Does this way of doing notifications make sense for Rocket Chat Cordova? https://github.com/siacs/Conversations/blob/082c06a486fe4cdb8870680a33836f40d570d1fd/src/main/java/eu/siacs/conversations/services/NotificationService.java

mddvul22 commented 7 years ago

@geekgonecrazy earlier in this thread, you mention that Rocket Chat posts the apk with each release. Where are those apks available for download? I see https://github.com/RocketChat/Rocket.Chat.Cordova/releases but that doesn't seem to be current anymore. Looks like the latest release is 2.5.0 but that page shows 2.4.0.

geekgonecrazy commented 7 years ago

It appears when a release was released to play store a version wasn't tagged here.

@RocketChat/core can who ever tagged a release push the tag here? I can upload the apk, just not sure what commit should be tagged.

marmistrz commented 6 years ago

@herbsmn XMPP does an idle TCP on port 5222, so does Conversations, AFAIK.

On my phone (CM13.0/OnePlus 3) it works perfectly. But I have friends whose Android knows better what they don't need to communicate and kills the connection. But Conversations has an option to keep a persistent notification to prevent the system from killing the connection. Workaround for stupid Android design decisions, but works.

You can see this article: https://gultsch.de/xmpp_2016.html

schaengel commented 6 years ago

Any update on this issue, by the way there was no cordova release since aug 2016. So is this issue valid here or in the android app issue thread?

Stemby commented 6 years ago

https://github.com/RocketChat/Rocket.Chat.Android/issues/26 seems to be the current thread.

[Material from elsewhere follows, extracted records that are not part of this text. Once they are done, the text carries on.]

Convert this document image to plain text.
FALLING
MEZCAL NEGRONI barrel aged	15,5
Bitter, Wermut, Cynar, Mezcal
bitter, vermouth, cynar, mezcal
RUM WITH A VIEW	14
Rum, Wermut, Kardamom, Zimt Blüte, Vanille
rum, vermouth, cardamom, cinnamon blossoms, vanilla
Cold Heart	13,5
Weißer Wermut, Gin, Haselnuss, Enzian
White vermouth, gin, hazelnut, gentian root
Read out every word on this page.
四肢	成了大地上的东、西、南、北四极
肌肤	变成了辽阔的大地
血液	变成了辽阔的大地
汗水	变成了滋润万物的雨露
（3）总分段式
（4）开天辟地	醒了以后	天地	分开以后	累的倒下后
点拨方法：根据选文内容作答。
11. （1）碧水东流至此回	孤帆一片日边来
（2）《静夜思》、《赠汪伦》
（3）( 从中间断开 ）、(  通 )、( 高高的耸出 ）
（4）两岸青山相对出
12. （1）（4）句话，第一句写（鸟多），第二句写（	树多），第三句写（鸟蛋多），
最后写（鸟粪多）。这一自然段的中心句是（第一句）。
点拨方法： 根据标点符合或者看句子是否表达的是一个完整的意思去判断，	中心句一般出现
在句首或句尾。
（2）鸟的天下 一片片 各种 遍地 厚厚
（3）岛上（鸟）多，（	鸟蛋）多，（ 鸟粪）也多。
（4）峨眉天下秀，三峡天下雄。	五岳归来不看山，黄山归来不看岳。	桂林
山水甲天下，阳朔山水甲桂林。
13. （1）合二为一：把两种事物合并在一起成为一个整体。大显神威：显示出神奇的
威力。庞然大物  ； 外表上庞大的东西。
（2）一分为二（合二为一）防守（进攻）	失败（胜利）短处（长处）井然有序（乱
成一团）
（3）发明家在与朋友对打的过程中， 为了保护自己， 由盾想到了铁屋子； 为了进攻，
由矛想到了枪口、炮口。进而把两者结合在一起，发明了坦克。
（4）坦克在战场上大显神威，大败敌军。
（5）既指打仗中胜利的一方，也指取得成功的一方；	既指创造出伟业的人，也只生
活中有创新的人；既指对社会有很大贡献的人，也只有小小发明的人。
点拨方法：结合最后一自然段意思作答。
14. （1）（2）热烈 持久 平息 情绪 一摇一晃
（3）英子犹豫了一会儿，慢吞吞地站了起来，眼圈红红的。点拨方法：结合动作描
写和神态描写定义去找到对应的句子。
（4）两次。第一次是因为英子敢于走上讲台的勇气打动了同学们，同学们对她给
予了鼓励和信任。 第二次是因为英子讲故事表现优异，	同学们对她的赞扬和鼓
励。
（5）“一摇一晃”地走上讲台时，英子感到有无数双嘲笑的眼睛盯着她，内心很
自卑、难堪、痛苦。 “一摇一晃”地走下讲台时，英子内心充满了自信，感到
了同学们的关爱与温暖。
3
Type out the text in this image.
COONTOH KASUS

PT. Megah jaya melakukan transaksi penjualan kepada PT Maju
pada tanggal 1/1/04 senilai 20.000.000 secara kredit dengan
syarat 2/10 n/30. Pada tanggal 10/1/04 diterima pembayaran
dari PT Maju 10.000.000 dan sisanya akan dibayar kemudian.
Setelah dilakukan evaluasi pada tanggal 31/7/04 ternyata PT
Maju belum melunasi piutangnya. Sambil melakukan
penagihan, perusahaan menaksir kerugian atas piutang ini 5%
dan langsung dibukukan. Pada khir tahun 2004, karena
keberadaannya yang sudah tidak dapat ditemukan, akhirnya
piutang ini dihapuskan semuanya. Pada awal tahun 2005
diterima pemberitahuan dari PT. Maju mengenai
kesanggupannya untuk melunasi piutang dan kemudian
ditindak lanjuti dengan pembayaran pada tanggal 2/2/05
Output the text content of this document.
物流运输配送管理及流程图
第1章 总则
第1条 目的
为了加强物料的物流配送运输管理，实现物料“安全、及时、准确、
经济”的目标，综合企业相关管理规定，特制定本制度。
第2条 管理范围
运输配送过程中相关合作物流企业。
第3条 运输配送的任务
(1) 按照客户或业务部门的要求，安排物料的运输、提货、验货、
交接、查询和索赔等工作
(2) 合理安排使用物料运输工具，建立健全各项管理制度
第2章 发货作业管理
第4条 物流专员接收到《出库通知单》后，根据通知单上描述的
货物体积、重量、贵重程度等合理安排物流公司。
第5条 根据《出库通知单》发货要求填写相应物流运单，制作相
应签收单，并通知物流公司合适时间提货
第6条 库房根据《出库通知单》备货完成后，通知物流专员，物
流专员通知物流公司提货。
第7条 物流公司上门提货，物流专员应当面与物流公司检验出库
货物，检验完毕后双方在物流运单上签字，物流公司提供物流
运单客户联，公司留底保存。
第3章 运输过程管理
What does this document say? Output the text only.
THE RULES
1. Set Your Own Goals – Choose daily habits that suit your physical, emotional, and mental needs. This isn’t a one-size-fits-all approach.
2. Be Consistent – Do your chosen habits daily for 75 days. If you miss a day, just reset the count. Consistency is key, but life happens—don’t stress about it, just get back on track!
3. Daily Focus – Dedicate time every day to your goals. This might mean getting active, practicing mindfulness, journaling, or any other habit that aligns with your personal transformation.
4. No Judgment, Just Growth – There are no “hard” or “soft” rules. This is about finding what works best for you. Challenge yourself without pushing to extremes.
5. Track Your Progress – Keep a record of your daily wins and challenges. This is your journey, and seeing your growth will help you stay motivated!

martinszy commented 5 years ago

1) The app is currently on f-droid, so I think the issue should be closed.

2) The app is not updating. At least in my phone is stuck in 3.2.0, but the f-droid catalog is aware of 3.4.1 as you can see here: https://gitlab.com/fdroid/fdroiddata/blob/master/metadata/chat.rocket.android.yml

What can be done?

mddvul22 commented 5 years ago

This page still shows the latest version available in Fdroid as being 3.2.0:

https://f-droid.org/en/packages/chat.rocket.android/

geekgonecrazy commented 5 years ago

Going to close this. All issues related to that listing should go on https://github.com/rocketchat/rocket.chat.android

alexanderadam commented 5 years ago

Just for clarification: the Kotlin version has already the open F-Droid issues #2250, #2339 and #2179.